My co-op building is converting a party room into an apartment. The space is directly upstairs and I will lose the value of having no one living above me. The plan involves adding a balcony that will hang over my terrace, which will require the contractors to put scaffolding on my terrace while they construct the balcony and replace the windows. That's a huge imposition. Is there anything I can do?
There are a few potential ways to address this, both legal and political, our experts say, though it may not be possible to stop the conversion entirely. Part of the trouble is the ownership structure of co-ops, in which residents are not technically apartment owners but shareholders instead.
"The co-op is king when it comes to decision-making and general building control," says Jeronimo Aguilar-Gutierrez, vice president of pricing and procurement at Bolster (a Brick sponsor). "When owning in a co-op, you are a shareholder that is allowed the use of its space, which means the apartment itself is not technically yours but the co-op's."

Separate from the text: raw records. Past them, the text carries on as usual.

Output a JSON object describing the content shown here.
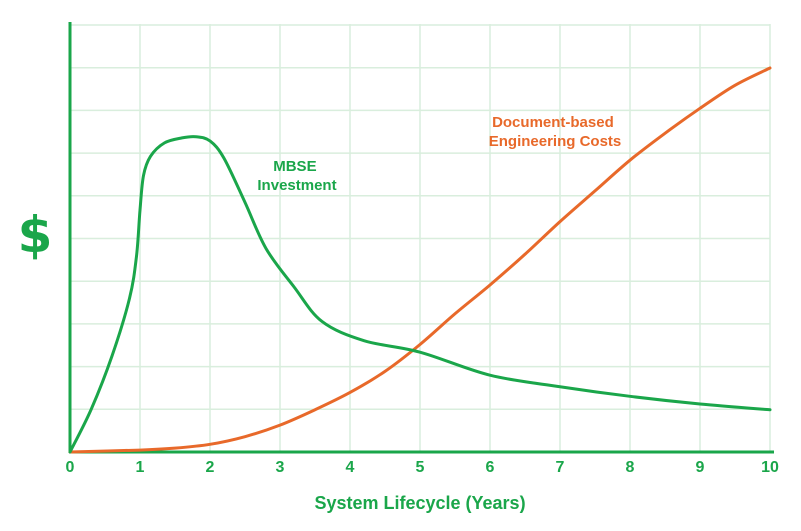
{
  "chart_data": {
    "type": "line",
    "xlabel": "System Lifecycle (Years)",
    "ylabel": "$",
    "xlim": [
      0,
      10
    ],
    "ylim": [
      0,
      100
    ],
    "x_ticks": [
      "0",
      "1",
      "2",
      "3",
      "4",
      "5",
      "6",
      "7",
      "8",
      "9",
      "10"
    ],
    "grid": true,
    "colors": {
      "axis": "#1aa64a",
      "grid": "#d9eedd",
      "mbse": "#1aa64a",
      "doc": "#e8692a"
    },
    "series": [
      {
        "name_lines": [
          "MBSE",
          "Investment"
        ],
        "x": [
          0,
          0.3,
          0.6,
          0.85,
          0.95,
          1.0,
          1.05,
          1.15,
          1.35,
          1.6,
          1.8,
          2.0,
          2.2,
          2.5,
          2.8,
          3.2,
          3.6,
          4.2,
          5.0,
          6.0,
          7.0,
          8.0,
          9.0,
          10.0
        ],
        "y": [
          0,
          11,
          25,
          40,
          51,
          63,
          72,
          77,
          80.5,
          81.8,
          82.1,
          81,
          76.5,
          65,
          53,
          43,
          34,
          29,
          26,
          20,
          17,
          14.5,
          12.5,
          11
        ]
      },
      {
        "name_lines": [
          "Document-based",
          "Engineering Costs"
        ],
        "x": [
          0,
          1,
          1.5,
          2,
          2.5,
          3,
          3.5,
          4,
          4.5,
          5,
          5.5,
          6,
          6.5,
          7,
          7.5,
          8,
          8.5,
          9,
          9.5,
          10
        ],
        "y": [
          0,
          0.5,
          1,
          2,
          4,
          7,
          11,
          15.5,
          21,
          28,
          36,
          43.5,
          51.5,
          60,
          68,
          76,
          83,
          89.5,
          95.5,
          100
        ]
      }
    ]
  }
}
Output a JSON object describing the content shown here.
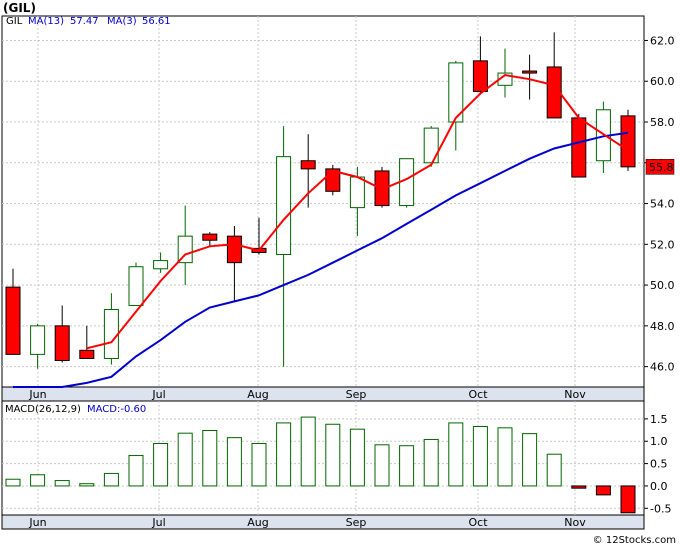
{
  "chart_title": "(GIL)",
  "watermark": "© 12Stocks.com",
  "price_panel": {
    "legend": {
      "symbol": "GIL",
      "ma13_label": "MA(13)",
      "ma13_value": "57.47",
      "ma3_label": "MA(3)",
      "ma3_value": "56.61"
    },
    "last_price_label": "55.8",
    "last_price": 55.8,
    "y_ticks": [
      "46.0",
      "48.0",
      "50.0",
      "52.0",
      "54.0",
      "56.0",
      "58.0",
      "60.0",
      "62.0"
    ],
    "colors": {
      "up_fill": "#ffffff",
      "up_stroke": "#006400",
      "down_fill": "#ff0000",
      "down_stroke": "#000000",
      "ma13": "#0000cc",
      "ma3": "#ff0000"
    }
  },
  "macd_panel": {
    "legend": {
      "label": "MACD(26,12,9)",
      "value_label": "MACD:-0.60"
    },
    "y_ticks": [
      "1.5",
      "1.0",
      "0.5",
      "0.0",
      "-0.5"
    ],
    "colors": {
      "up_stroke": "#006400",
      "down_fill": "#ff0000"
    }
  },
  "x_ticks": [
    "Jun",
    "Jul",
    "Aug",
    "Sep",
    "Oct",
    "Nov"
  ],
  "chart_data": [
    {
      "type": "candlestick",
      "title": "(GIL)",
      "x_tick_labels": [
        "Jun",
        "Jul",
        "Aug",
        "Sep",
        "Oct",
        "Nov"
      ],
      "ylim": [
        45.0,
        63.2
      ],
      "candles": [
        {
          "open": 49.9,
          "high": 50.8,
          "low": 46.6,
          "close": 46.6
        },
        {
          "open": 46.6,
          "high": 48.1,
          "low": 45.9,
          "close": 48.0
        },
        {
          "open": 48.0,
          "high": 49.0,
          "low": 46.2,
          "close": 46.3
        },
        {
          "open": 46.8,
          "high": 48.0,
          "low": 46.4,
          "close": 46.4
        },
        {
          "open": 46.4,
          "high": 49.6,
          "low": 46.1,
          "close": 48.8
        },
        {
          "open": 49.0,
          "high": 51.1,
          "low": 49.0,
          "close": 50.9
        },
        {
          "open": 50.8,
          "high": 51.6,
          "low": 50.6,
          "close": 51.2
        },
        {
          "open": 51.1,
          "high": 53.9,
          "low": 50.0,
          "close": 52.4
        },
        {
          "open": 52.5,
          "high": 52.6,
          "low": 51.9,
          "close": 52.2
        },
        {
          "open": 52.4,
          "high": 52.9,
          "low": 49.2,
          "close": 51.1
        },
        {
          "open": 51.8,
          "high": 53.3,
          "low": 51.5,
          "close": 51.6
        },
        {
          "open": 51.5,
          "high": 57.8,
          "low": 46.0,
          "close": 56.3
        },
        {
          "open": 56.1,
          "high": 57.4,
          "low": 53.8,
          "close": 55.7
        },
        {
          "open": 55.7,
          "high": 55.9,
          "low": 54.4,
          "close": 54.6
        },
        {
          "open": 53.8,
          "high": 55.8,
          "low": 52.4,
          "close": 55.3
        },
        {
          "open": 55.6,
          "high": 55.8,
          "low": 53.8,
          "close": 53.9
        },
        {
          "open": 53.9,
          "high": 56.2,
          "low": 53.8,
          "close": 56.2
        },
        {
          "open": 56.0,
          "high": 57.8,
          "low": 55.8,
          "close": 57.7
        },
        {
          "open": 58.0,
          "high": 61.0,
          "low": 56.6,
          "close": 60.9
        },
        {
          "open": 61.0,
          "high": 62.2,
          "low": 59.4,
          "close": 59.5
        },
        {
          "open": 59.8,
          "high": 61.6,
          "low": 59.2,
          "close": 60.4
        },
        {
          "open": 60.5,
          "high": 61.3,
          "low": 59.1,
          "close": 60.4
        },
        {
          "open": 60.7,
          "high": 62.4,
          "low": 58.2,
          "close": 58.2
        },
        {
          "open": 58.2,
          "high": 58.4,
          "low": 55.3,
          "close": 55.3
        },
        {
          "open": 56.1,
          "high": 59.0,
          "low": 55.5,
          "close": 58.6
        },
        {
          "open": 58.3,
          "high": 58.6,
          "low": 55.6,
          "close": 55.8
        }
      ],
      "ma13": [
        45.0,
        45.0,
        45.0,
        45.2,
        45.5,
        46.5,
        47.3,
        48.2,
        48.9,
        49.2,
        49.5,
        50.0,
        50.5,
        51.1,
        51.7,
        52.3,
        53.0,
        53.7,
        54.4,
        55.0,
        55.6,
        56.2,
        56.7,
        57.0,
        57.3,
        57.47
      ],
      "ma3": [
        null,
        null,
        null,
        46.9,
        47.2,
        48.7,
        50.2,
        51.5,
        51.9,
        52.0,
        51.7,
        53.2,
        54.5,
        55.6,
        55.3,
        54.7,
        55.2,
        55.9,
        58.2,
        59.4,
        60.3,
        60.1,
        59.8,
        58.2,
        57.4,
        56.61
      ]
    },
    {
      "type": "bar",
      "title": "MACD(26,12,9)",
      "ylim": [
        -0.65,
        1.9
      ],
      "values": [
        0.15,
        0.25,
        0.12,
        0.05,
        0.28,
        0.68,
        0.95,
        1.18,
        1.24,
        1.08,
        0.95,
        1.41,
        1.54,
        1.38,
        1.27,
        0.92,
        0.9,
        1.04,
        1.41,
        1.33,
        1.3,
        1.17,
        0.71,
        -0.05,
        -0.2,
        -0.6
      ]
    }
  ]
}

However, that doesn't mean you have to accept all the unpleasant conditions of this project. Consider speaking to a real estate attorney about whether you can push back in any way.
"Creating a roof deck is done all the time, so I doubt there is much you can do about that," says Deanna Kory, a broker with Corcoran. "But I would look into hiring an attorney to see if your rights are being violated. The part that is worrisome is the balcony, which could directly impact your terrace. Consult a good real estate litigator who is familiar with this situation."
You may find that your legal recourse is limited: The board is not subject to the co-op's alteration agreement, for instance, which outlines obligations around renovations between the board and shareholders. Instead, the solution could be a political one.
"There is a political solution to the issues, which is to attempt to garner the support needed to overrule the decision to move forward with the development of the common space," says Jeffrey Reich, a partner in the law firm of Schwartz Sladkus Reich Greenberg Atlas. "If you're able to muster the necessary support, you could call for a special meeting to remove the current board of directors and to replace it with a board that would stop the project."
If that's a bit too radical for your liking, try sharing your worries with the board members in a letter. You could also make specific requests about the project—for instance, that the work be done during the colder months so that it doesn't impinge upon your enjoyment of your terrace in spring and summer.
"Write to the board of directors and express your concerns about noise transmission and loss of privacy, and ask the board to provide a description of the steps that they are undertaking to ensure that these issues are addressed before they become problems," Reich says. "In most instances, boards will respond to this type of outreach."